The interview revealed Ghali's deep concern for the status of the Baha'is in Egypt. He pointed out that Egypt recognizes three religions only: Islam, Christianity and Judaism; that 51% of the world's population does not belong to any of these three religions. This creates a huge problem for Egypt when confronted with matters concerning some citizens of Egypt, such as the Baha'is, other residents of Egypt such as the Chinese, and visitors in Egypt such as Japanese tourists. He stressed that Egypt's current position implies that it does not recognize the religions of 51% of the world's population.
He also indicated that Baha'is in particular face major challenges in Egypt because of their inability to obtain ID cards, and that he has been in close contact with three attorneys from California who are working with him on finding a solution to the Baha'i case.
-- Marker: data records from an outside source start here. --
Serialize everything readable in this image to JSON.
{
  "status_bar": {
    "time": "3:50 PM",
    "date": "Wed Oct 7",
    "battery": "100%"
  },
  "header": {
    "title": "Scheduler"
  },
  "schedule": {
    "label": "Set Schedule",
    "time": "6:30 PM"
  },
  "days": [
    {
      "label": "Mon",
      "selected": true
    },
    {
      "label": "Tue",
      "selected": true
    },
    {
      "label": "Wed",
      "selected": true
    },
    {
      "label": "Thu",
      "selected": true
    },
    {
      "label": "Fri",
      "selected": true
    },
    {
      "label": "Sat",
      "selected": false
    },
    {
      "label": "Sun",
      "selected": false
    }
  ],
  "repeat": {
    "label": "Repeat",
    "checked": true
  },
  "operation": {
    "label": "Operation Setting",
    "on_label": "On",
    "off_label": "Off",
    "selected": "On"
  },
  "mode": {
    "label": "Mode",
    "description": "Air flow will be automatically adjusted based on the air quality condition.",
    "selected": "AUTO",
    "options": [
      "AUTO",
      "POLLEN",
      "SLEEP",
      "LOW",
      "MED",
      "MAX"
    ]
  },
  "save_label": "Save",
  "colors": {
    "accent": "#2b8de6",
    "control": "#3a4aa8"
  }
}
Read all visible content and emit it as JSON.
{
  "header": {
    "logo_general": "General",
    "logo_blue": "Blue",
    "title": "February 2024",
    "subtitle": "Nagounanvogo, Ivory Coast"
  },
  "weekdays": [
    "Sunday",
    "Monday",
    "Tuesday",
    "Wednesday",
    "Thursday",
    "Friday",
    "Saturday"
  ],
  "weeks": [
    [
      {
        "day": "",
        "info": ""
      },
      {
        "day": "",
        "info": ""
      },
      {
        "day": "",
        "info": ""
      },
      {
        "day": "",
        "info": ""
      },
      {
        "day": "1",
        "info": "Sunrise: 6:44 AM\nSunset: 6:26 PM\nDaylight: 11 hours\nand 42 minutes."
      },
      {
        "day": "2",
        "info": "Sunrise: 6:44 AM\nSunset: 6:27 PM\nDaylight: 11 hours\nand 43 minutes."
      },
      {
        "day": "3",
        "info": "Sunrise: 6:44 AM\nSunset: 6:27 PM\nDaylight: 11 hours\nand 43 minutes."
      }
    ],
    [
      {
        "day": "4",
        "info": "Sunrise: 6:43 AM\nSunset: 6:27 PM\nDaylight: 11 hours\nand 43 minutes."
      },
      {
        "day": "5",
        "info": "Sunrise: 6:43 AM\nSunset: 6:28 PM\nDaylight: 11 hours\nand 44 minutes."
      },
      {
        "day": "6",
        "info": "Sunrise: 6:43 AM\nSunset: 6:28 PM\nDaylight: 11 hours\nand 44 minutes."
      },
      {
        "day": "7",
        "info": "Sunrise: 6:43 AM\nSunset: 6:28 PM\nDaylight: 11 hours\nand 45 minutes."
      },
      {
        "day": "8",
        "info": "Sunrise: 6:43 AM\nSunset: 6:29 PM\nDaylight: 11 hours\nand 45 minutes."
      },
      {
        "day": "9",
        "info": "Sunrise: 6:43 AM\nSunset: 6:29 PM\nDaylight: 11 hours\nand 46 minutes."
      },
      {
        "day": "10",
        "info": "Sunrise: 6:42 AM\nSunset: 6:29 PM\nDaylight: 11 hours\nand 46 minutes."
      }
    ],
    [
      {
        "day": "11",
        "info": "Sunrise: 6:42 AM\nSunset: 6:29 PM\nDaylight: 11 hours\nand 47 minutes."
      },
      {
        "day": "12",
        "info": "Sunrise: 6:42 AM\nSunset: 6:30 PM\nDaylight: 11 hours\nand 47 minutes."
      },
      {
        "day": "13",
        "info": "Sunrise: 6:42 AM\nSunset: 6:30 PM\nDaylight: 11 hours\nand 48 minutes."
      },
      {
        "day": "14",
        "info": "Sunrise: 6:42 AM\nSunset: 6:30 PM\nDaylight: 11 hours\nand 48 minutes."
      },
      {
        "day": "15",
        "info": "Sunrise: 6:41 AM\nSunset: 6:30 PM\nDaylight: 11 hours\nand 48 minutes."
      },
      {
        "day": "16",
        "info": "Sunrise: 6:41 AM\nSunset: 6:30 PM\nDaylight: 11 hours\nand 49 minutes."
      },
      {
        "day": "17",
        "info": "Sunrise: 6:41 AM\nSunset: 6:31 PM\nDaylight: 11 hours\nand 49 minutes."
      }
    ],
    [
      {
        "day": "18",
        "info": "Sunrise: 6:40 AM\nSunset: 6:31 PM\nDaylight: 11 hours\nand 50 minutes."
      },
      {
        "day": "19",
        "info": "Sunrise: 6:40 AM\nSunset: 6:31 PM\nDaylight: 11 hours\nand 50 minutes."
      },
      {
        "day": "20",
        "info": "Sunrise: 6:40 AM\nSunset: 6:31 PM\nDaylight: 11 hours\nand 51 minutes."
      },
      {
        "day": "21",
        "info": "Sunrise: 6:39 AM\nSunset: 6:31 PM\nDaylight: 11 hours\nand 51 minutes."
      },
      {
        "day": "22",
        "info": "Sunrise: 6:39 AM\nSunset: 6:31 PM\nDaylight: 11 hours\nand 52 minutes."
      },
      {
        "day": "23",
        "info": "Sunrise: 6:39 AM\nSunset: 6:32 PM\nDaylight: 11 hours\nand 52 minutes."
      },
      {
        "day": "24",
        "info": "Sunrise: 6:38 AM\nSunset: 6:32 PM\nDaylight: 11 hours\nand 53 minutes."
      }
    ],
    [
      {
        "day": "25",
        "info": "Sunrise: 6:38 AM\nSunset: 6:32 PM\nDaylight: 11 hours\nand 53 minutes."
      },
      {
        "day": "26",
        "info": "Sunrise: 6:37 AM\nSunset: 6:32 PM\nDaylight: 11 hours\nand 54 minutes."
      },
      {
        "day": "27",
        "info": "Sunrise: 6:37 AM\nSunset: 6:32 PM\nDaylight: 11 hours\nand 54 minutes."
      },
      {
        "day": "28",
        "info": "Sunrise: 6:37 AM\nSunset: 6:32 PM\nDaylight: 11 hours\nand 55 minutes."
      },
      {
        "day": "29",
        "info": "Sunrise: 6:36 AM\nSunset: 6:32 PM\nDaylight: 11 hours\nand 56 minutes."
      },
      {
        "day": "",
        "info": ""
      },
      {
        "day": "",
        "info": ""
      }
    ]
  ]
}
This has led to his negotiations with Egypt's Minister of Interior Habib El-Adly. One solution would be the elimination of religious classification from Egyptian ID cards.
He expressed his concern with Egypt's image in the outside world because of its treatment of Baha'is, whose "large numbers in America cannot be ignored." It appears that he was misquoted when the magazine reported that he said that there are "about 6 million Baha'is in Chicago."
This appears to be a significant development regarding the Baha'i case in Egypt. Ghali's views, however, have been the same since this crisis began approximately a year ago, and that opinion did not seem to influence the government's position thus far. Egypt's National Council for Human Rights is a consultative body appointed by the Egyptian government, but it is not empowered with decision-making authority. It advises the government and the President who subsequently have the final say in whatever recommendations are put forth by the Human Rights Council.